Lemieux, Dr. Raymond U.

1993 Winner: Alberta Pioneer in Science and Technology

Researcher Achieves Unparalleled Recognition For Monumental Work

Raymond Lemieux, a native of Lac la Biche, Alberta has received 14 honorary degrees from Universities in Canada, the United States, France and Sweden, and was the inaugural recipient of the Natural Science and Engineering Research Council’s Gold Medal in Science in 1991. In 1967 he was named a Fellow of the Royal Society (London) and has received many medals and distinctions including the King Faisal International Prize in Science and the Alberta Einstein World Award in Science.

Amazing Discovery

In the late 1940’s he amazed the chemical world by achieving the first rational synthesis of sucrose. He received a Bachelor of Science degree in honours chemistry from the University of Alberta followed by his PhD from McGill University in 1946, after which he did post-doctoral studies at Ohio State University. In 1947 he became an assistant professor at the University of Saskatchewan, and two years later joined the Prairie Regional Laboratory at the National Research Council. In 1954 he became Professor and Chairman of the Department of Chemistry at the University at Ottawa, but his western character loomed large and he was attracted to the University of Alberta by Harry Gunning in 1961.

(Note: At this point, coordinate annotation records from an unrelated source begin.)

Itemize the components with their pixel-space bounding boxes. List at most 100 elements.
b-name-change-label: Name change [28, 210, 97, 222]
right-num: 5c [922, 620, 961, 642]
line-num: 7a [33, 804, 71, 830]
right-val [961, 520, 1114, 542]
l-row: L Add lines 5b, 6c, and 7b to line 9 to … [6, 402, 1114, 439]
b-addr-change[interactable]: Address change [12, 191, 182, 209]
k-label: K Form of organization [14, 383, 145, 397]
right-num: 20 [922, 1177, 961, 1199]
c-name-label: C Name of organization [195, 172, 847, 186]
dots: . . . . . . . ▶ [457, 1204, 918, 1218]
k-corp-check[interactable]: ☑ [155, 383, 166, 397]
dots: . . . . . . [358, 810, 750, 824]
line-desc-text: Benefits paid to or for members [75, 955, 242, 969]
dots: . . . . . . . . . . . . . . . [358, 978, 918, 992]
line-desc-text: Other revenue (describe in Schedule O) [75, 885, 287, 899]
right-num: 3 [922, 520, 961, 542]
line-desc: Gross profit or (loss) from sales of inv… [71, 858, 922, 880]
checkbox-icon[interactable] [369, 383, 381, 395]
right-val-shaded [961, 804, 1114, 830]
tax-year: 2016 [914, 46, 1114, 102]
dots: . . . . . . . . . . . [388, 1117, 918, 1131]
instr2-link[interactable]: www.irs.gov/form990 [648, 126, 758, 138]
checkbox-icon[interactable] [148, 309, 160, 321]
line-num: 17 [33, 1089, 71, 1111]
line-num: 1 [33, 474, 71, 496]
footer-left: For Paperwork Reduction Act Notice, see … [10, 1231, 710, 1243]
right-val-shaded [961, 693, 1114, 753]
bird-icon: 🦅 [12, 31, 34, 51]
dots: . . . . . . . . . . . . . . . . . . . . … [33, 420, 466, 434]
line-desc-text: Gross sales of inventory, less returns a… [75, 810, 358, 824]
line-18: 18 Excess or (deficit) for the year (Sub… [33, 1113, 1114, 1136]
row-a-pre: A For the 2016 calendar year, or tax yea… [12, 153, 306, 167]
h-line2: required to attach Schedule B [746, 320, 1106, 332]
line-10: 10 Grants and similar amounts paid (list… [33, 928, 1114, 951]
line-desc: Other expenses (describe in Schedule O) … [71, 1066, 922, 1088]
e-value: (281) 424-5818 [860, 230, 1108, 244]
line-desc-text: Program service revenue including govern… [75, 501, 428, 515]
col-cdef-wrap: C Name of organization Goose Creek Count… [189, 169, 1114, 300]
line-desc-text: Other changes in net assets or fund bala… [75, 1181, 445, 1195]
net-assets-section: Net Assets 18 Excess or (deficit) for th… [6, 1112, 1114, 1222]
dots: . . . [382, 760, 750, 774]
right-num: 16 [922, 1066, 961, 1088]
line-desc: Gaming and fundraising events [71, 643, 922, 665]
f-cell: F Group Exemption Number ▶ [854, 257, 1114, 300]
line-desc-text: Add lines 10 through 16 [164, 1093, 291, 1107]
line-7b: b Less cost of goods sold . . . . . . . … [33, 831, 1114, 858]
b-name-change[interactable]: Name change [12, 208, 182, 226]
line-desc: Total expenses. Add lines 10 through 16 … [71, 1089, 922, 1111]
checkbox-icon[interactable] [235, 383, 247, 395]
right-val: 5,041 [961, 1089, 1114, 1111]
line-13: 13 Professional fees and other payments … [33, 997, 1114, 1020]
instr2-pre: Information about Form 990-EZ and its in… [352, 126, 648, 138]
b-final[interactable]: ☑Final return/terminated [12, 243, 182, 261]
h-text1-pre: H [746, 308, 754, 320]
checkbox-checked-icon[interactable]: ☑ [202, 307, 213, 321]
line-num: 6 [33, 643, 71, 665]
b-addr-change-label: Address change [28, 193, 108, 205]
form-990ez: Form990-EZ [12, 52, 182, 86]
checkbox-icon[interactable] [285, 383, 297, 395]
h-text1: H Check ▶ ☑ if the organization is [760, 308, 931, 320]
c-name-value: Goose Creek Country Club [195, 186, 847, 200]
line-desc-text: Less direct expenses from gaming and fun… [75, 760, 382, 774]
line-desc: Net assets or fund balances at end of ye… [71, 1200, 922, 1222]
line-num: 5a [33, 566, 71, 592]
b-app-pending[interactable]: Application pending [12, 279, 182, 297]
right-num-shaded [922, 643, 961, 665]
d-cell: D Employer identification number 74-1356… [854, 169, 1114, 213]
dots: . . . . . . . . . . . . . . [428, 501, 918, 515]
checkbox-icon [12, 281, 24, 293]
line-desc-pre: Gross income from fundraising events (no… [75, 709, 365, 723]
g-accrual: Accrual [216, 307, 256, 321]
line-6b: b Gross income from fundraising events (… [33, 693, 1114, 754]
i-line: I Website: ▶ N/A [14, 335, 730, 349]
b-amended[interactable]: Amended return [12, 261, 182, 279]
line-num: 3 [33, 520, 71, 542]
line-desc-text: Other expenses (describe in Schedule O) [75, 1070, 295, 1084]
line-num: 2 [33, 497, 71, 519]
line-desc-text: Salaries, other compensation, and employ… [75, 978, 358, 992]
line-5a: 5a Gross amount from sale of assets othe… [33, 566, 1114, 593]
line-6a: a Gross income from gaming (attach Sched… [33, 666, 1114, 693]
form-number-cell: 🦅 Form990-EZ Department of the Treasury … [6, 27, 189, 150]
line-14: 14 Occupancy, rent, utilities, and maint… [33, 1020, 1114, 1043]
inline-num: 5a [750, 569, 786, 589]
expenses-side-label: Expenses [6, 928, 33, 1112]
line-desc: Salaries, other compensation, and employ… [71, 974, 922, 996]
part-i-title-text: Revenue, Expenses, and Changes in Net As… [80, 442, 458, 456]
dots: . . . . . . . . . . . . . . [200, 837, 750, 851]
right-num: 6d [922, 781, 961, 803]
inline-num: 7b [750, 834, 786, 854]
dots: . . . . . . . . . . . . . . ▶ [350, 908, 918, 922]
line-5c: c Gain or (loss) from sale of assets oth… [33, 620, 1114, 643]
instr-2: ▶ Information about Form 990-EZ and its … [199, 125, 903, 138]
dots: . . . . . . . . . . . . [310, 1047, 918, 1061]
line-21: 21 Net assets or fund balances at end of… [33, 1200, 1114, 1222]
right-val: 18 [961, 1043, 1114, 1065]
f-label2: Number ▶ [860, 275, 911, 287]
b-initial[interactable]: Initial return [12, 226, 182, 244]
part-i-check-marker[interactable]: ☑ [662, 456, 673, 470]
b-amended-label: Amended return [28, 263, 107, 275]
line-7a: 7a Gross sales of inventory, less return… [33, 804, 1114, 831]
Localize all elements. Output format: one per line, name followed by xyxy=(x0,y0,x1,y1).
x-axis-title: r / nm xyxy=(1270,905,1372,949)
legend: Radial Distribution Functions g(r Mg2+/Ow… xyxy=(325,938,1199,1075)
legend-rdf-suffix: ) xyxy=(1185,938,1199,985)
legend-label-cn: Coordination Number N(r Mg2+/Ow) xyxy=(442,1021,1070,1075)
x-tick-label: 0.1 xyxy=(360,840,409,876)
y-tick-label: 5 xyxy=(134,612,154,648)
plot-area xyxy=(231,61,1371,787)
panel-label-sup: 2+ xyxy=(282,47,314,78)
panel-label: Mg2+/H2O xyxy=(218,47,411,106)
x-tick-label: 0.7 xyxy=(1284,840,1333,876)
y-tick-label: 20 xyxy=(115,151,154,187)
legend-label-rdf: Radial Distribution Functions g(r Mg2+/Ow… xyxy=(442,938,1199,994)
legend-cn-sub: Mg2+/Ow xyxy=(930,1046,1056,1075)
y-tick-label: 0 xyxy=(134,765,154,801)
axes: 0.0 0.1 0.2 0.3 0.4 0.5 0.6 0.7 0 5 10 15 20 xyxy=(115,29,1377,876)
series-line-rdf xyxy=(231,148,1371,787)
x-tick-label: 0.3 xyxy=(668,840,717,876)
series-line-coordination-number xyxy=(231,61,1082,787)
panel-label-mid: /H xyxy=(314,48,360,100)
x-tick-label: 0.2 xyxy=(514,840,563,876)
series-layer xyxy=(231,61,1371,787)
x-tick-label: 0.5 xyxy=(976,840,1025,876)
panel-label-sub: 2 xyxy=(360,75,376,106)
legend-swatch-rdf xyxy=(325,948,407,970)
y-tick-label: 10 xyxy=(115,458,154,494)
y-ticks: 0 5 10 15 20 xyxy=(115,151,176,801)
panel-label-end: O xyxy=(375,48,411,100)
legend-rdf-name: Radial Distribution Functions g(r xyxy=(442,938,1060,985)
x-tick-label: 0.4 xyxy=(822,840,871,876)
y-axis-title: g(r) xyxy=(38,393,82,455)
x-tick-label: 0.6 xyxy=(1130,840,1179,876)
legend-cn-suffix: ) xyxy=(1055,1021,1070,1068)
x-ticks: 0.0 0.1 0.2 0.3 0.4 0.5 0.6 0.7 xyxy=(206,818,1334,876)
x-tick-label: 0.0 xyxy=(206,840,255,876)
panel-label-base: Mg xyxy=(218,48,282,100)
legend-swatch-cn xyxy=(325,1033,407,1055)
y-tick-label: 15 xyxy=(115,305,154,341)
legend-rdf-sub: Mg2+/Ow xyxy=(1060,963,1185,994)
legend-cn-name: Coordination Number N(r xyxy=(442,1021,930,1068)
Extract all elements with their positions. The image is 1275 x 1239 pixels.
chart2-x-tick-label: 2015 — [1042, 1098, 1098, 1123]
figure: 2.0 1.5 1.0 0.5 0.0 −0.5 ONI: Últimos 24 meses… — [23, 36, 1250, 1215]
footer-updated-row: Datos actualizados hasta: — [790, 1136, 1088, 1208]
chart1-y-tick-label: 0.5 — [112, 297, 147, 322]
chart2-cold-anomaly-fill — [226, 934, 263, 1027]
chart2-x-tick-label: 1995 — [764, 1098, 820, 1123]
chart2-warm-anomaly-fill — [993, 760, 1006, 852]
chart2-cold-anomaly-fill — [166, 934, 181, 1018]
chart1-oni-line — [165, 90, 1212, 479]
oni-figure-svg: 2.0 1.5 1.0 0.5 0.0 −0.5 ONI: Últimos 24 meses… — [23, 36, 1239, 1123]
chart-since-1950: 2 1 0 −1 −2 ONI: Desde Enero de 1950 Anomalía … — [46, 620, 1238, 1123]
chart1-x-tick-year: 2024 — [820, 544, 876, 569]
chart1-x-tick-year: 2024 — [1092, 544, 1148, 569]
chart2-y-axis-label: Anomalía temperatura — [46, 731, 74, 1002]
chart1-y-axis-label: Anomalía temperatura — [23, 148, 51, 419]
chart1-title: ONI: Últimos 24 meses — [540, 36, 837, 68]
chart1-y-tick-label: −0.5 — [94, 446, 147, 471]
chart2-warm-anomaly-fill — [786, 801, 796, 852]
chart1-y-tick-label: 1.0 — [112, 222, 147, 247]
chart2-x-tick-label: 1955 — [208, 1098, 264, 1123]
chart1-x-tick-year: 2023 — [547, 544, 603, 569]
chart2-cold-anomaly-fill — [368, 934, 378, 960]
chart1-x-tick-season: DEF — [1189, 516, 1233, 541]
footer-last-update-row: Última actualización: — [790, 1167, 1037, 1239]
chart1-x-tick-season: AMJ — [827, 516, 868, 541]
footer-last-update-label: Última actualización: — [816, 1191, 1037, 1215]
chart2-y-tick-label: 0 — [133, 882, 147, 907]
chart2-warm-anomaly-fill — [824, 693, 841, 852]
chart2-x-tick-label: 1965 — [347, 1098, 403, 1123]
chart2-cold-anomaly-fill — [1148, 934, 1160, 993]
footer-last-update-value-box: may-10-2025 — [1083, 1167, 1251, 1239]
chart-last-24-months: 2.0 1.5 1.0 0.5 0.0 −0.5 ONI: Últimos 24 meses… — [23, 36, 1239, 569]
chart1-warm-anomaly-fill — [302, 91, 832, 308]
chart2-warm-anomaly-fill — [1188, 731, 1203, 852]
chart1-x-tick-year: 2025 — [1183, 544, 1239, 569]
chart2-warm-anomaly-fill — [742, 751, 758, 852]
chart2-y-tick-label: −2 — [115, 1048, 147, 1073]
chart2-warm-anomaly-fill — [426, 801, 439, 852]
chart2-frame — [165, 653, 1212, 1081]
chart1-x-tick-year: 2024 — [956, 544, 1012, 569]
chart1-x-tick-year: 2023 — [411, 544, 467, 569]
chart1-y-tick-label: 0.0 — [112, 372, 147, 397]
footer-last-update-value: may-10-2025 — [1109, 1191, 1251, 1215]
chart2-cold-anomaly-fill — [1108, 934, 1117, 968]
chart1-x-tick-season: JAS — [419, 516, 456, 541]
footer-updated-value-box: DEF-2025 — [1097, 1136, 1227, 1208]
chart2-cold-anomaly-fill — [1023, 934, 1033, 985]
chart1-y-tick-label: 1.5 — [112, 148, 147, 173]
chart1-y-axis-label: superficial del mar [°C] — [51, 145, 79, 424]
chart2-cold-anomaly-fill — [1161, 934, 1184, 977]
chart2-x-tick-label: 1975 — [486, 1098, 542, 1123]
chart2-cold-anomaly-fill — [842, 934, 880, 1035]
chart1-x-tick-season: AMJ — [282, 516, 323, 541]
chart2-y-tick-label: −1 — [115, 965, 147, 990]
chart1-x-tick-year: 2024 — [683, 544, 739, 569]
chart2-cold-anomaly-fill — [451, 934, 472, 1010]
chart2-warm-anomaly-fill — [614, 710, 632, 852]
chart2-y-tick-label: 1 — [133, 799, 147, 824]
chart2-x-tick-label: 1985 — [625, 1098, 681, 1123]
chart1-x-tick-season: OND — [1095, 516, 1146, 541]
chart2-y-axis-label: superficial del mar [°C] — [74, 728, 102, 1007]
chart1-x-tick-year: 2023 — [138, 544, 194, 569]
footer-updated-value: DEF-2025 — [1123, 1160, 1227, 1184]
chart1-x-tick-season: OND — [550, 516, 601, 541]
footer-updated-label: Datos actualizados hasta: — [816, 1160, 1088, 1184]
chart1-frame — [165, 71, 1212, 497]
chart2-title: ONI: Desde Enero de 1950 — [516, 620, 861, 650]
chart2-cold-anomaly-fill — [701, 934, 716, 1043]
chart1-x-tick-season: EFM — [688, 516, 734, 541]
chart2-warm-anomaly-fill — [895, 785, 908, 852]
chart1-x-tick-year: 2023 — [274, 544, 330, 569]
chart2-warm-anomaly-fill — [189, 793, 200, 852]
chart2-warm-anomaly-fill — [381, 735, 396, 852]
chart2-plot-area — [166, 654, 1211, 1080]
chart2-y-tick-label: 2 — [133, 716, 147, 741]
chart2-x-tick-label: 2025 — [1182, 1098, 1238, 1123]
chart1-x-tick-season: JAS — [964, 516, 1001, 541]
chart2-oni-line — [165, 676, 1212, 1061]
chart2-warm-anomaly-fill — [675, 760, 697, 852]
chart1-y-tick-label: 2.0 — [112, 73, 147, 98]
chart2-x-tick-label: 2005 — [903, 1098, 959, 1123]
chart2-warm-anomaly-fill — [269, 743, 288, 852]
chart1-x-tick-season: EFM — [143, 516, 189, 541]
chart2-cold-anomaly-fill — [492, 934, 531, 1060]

Plethora of Accomplishments

Raymond Lemieux’s scientific achievements have been matched by his leadership and commitment to the development in Alberta of a viable research-intensive industry, one which would fulfill national goals and provide much needed employment for Canadians. He has founded three companies, R&L Molecular Research in 1963, Raylo Chemical in 1966 and Chembiomed Ltd. in 1977. In addition to over 200 scientific publications in carbohydrate chemistry he holds 28 patents and has had lectureships, awards and prizes named after him. The American Chemical Society published his biography “How Sweet it Is”. Since his retirement in 1985 he has maintained an active participation in both his academic and industrial interests.